Statistical & Analysis in Ruby DSL
Statlysis.setup do
set_database :statlysis
daily CodeGist
hourly EoeLog, :time_column => :t # support custom time_column
[EoeLog,
EoeLog.where(:ui => 0), # support query scope
EoeLog.where(:ui => {"$ne" => 0}),
Mongoid[/eoe_logs_[0-9]+$/].where(:ui => {"$ne" => 0}), # support collection name regexp
EoeLog.where(:do => {"$in" => [DOMAINS_HASH[:blog], DOMAINS_HASH[:my]]}),
].each do |s|
daily s, :time_column => :t
end
end
Statlysis.daily # => return daily crons
Statlysis.daily.run # => run daily crons
Statlysis.daily[/name_regexp/] # => return matched daily crons
[23] pry(#<Statlysis::Configuration>)> Statlysis.daily['multi'].first
- Support time column that stored as integer.
- Admin interface
- statistical query api in Ruby and HTTP
- Interacting with Javascript charting library, e.g. Highcharts, D3.
- Delete invalid statistical data, e.g. data in tomorrow
- Count data within the specified time by the dimensions
- Delete overlapping data, and insert new data
Q: Why use Sequel instead of ActiveRecord?

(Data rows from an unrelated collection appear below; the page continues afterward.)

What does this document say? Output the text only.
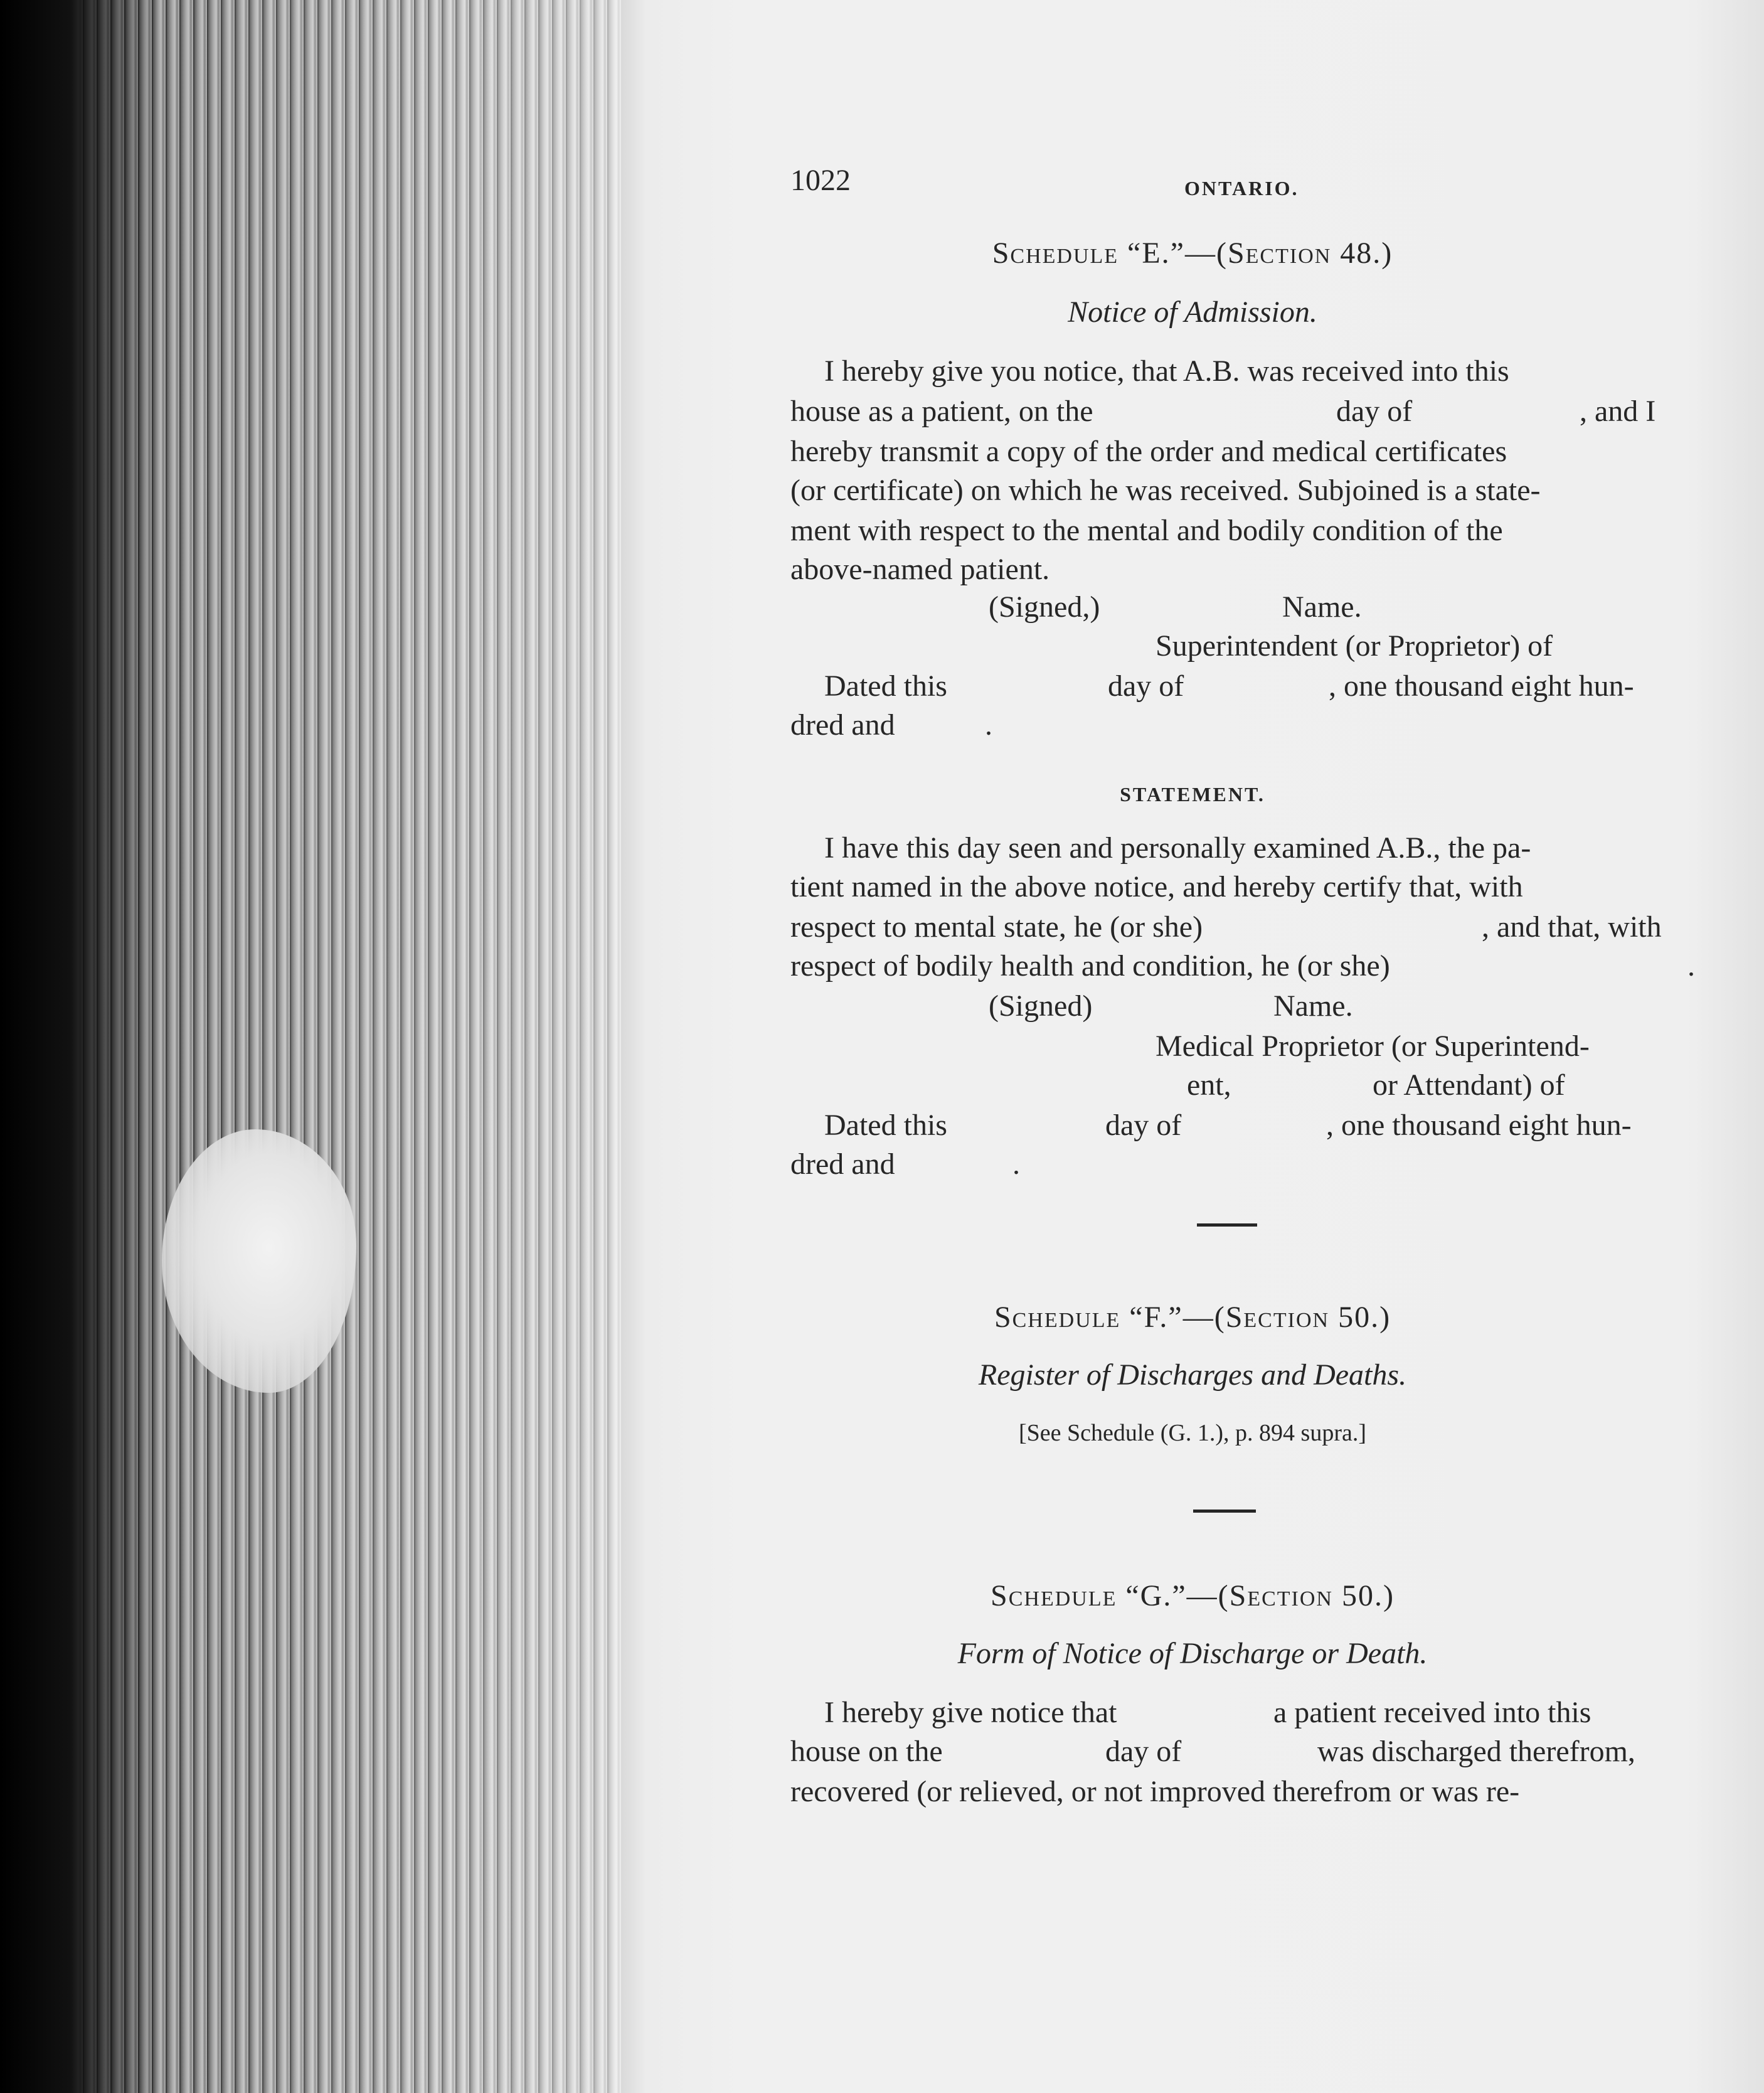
1022	ONTARIO.

Schedule “E.”—(Section 48.)

Notice of Admission.

I hereby give you notice, that A.B. was received into this

house as a patient, on the	day of	, and I

hereby transmit a copy of the order and medical certificates

(or certificate) on which he was received. Subjoined is a state-

ment with respect to the mental and bodily condition of the

above-named patient.

(Signed,)	Name.

Superintendent (or Proprietor) of

Dated this	day of	, one thousand eight hun-

dred and	.

STATEMENT.

I have this day seen and personally examined A.B., the pa-

tient named in the above notice, and hereby certify that, with

respect to mental state, he (or she)	, and that, with

respect of bodily health and condition, he (or she)	.

(Signed)	Name.

Medical Proprietor (or Superintend-

ent,	or Attendant) of

Dated this	day of	, one thousand eight hun-

dred and	.

Schedule “F.”—(Section 50.)

Register of Discharges and Deaths.

[See Schedule (G. 1.), p. 894 supra.]

Schedule “G.”—(Section 50.)

Form of Notice of Discharge or Death.

I hereby give notice that	a patient received into this

house on the	day of	was discharged therefrom,

recovered (or relieved, or not improved therefrom or was re-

A: When initialize an ORM object, ActiveRecord is 3 times slower than Sequel, and we just need the basic operations, including read, write, enumerate, etc. See more details in Quick dive into Ruby ORM object initialization .
Q: Why do you recommend using multiple collections to store logs rather than a single collection, or a capped collection?

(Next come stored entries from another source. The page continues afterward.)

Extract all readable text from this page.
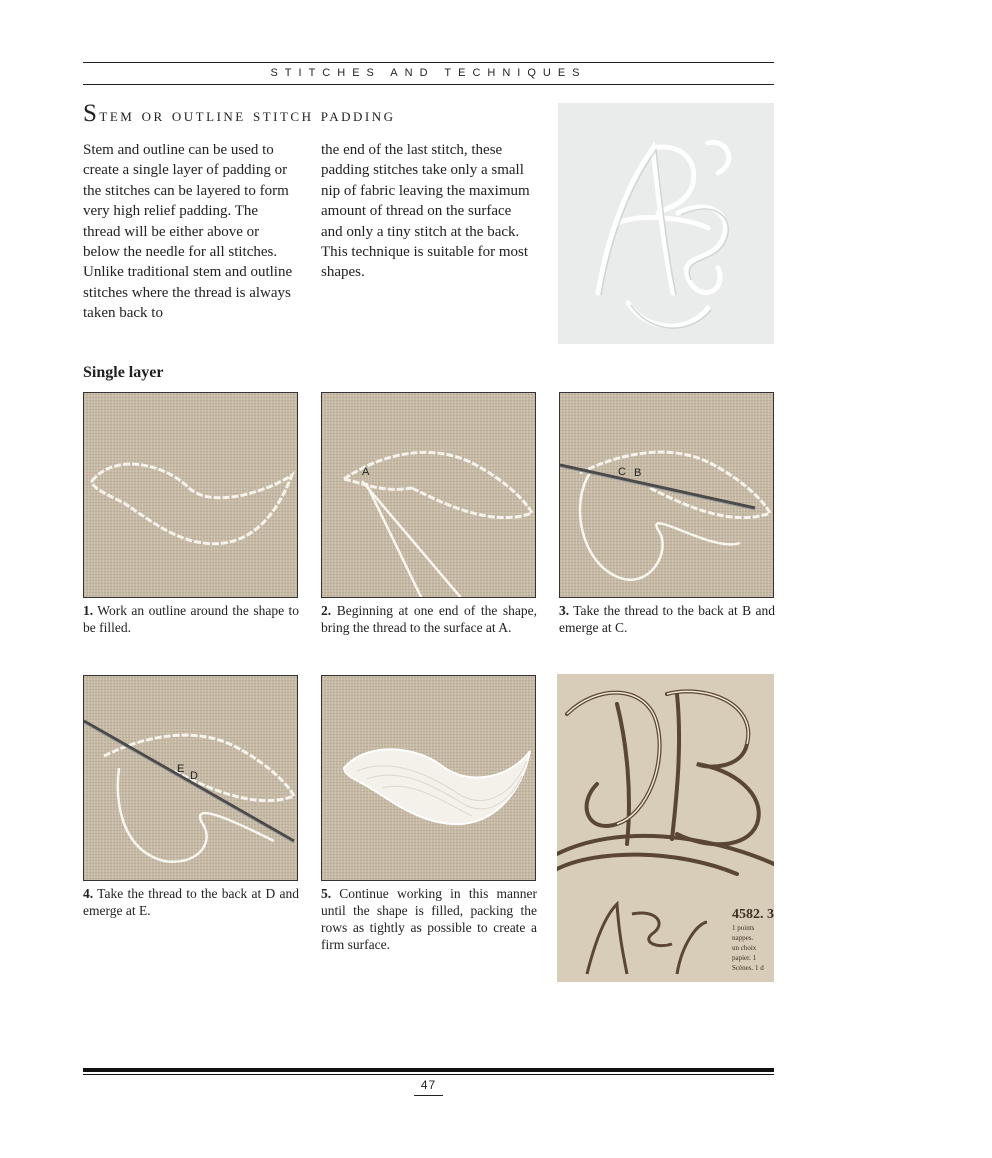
STITCHES AND TECHNIQUES
Stem or outline stitch padding

Stem and outline can be used to create a single layer of padding or the stitches can be layered to form very high relief padding. The thread will be either above or below the needle for all stitches. Unlike traditional stem and outline stitches where the thread is always taken back to

the end of the last stitch, these padding stitches take only a small nip of fabric leaving the maximum amount of thread on the surface and only a tiny stitch at the back. This technique is suitable for most shapes.

Single layer

1. Work an outline around the shape to be filled.

A

2. Beginning at one end of the shape, bring the thread to the surface at A.

C B

3. Take the thread to the back at B and emerge at C.

E
D

4. Take the thread to the back at D and emerge at E.

5. Continue working in this manner until the shape is filled, packing the rows as tightly as possible to create a firm surface.

4582. 3
1 points
nappes.
un choix
papier. 1
Scènes. 1 d
47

A: MongoDB can effectively reuse space freed by removing entire collections without leading to data fragmentation, see details at http://docs.mongodb.org/manual/use-cases/storing-log-data/#multiple-collections-single-database
Q: In Mongodb, why use MapReduce instead of Aggregation?

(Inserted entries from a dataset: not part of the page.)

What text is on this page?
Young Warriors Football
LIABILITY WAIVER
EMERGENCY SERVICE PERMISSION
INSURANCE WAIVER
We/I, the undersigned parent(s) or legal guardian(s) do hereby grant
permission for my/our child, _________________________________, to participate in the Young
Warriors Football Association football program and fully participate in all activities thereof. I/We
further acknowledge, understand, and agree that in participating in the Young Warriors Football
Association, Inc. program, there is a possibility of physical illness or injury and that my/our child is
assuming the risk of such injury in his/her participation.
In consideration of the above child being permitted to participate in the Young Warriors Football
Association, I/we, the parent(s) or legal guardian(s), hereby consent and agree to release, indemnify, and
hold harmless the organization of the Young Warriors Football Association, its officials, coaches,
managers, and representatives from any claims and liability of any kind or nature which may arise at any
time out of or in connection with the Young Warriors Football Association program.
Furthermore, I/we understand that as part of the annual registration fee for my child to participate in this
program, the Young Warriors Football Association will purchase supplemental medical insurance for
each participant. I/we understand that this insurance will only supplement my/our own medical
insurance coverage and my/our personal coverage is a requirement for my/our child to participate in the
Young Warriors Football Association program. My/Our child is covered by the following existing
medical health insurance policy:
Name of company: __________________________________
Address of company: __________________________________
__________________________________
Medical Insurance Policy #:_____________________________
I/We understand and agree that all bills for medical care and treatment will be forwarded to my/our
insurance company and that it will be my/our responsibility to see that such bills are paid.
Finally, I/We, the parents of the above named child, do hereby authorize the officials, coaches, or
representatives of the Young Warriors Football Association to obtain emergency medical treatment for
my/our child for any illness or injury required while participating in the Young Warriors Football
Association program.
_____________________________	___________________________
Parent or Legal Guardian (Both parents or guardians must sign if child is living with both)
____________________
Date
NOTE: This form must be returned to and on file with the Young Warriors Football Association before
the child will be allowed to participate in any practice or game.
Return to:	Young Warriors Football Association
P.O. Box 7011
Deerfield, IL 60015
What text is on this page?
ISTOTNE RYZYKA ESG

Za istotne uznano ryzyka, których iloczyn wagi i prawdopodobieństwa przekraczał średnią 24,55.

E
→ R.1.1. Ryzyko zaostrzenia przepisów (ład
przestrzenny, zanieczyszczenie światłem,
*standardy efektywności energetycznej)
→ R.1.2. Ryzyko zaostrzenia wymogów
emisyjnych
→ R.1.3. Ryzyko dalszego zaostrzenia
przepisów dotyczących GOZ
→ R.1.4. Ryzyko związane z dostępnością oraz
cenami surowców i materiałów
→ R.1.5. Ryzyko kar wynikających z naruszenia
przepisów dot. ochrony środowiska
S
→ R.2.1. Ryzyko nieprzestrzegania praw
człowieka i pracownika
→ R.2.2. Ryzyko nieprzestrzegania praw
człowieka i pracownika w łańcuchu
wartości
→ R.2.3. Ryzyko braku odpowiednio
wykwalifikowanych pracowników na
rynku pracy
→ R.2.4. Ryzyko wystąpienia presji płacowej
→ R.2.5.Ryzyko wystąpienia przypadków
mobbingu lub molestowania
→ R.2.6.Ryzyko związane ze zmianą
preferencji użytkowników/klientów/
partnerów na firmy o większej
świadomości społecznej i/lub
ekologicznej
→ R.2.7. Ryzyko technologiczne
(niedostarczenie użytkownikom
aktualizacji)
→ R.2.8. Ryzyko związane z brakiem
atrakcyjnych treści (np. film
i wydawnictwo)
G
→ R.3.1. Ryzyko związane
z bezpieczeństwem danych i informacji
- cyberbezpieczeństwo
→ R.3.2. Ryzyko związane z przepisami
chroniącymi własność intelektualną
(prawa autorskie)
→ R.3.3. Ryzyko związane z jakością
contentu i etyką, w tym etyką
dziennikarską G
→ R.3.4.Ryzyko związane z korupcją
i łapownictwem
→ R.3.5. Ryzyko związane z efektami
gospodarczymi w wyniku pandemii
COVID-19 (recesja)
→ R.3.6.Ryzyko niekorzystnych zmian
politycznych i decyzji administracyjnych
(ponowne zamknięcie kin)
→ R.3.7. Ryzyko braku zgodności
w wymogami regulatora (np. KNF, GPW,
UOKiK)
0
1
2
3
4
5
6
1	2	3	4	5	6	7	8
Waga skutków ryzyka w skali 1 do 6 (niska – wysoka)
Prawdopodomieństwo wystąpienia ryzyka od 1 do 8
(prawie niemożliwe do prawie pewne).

A: The result of aggregation pipeline is a document and is subject to the BSON Document size limit, which is currently 16 megabytes, see more details at http://docs.mongodb.org/manual/core/aggregation-pipeline/#pipeline
MIT. David Chen at eoe.cn, sunshine-library .
- https://github.com/paulasmuth/fnordmetric FnordMetric is a redis/ruby-based realtime Event-Tracking app
- https://github.com/thirtysixthspan/descriptive_statistics adds methods to the Enumerable module to allow easy calculation of basic descriptive statistics for a set of data
- https://github.com/tmcw/simple-statistics simple statistics for javascript in node and the browser
- https://github.com/clbustos/statsample/ A suite for basic and advanced statistics on Ruby.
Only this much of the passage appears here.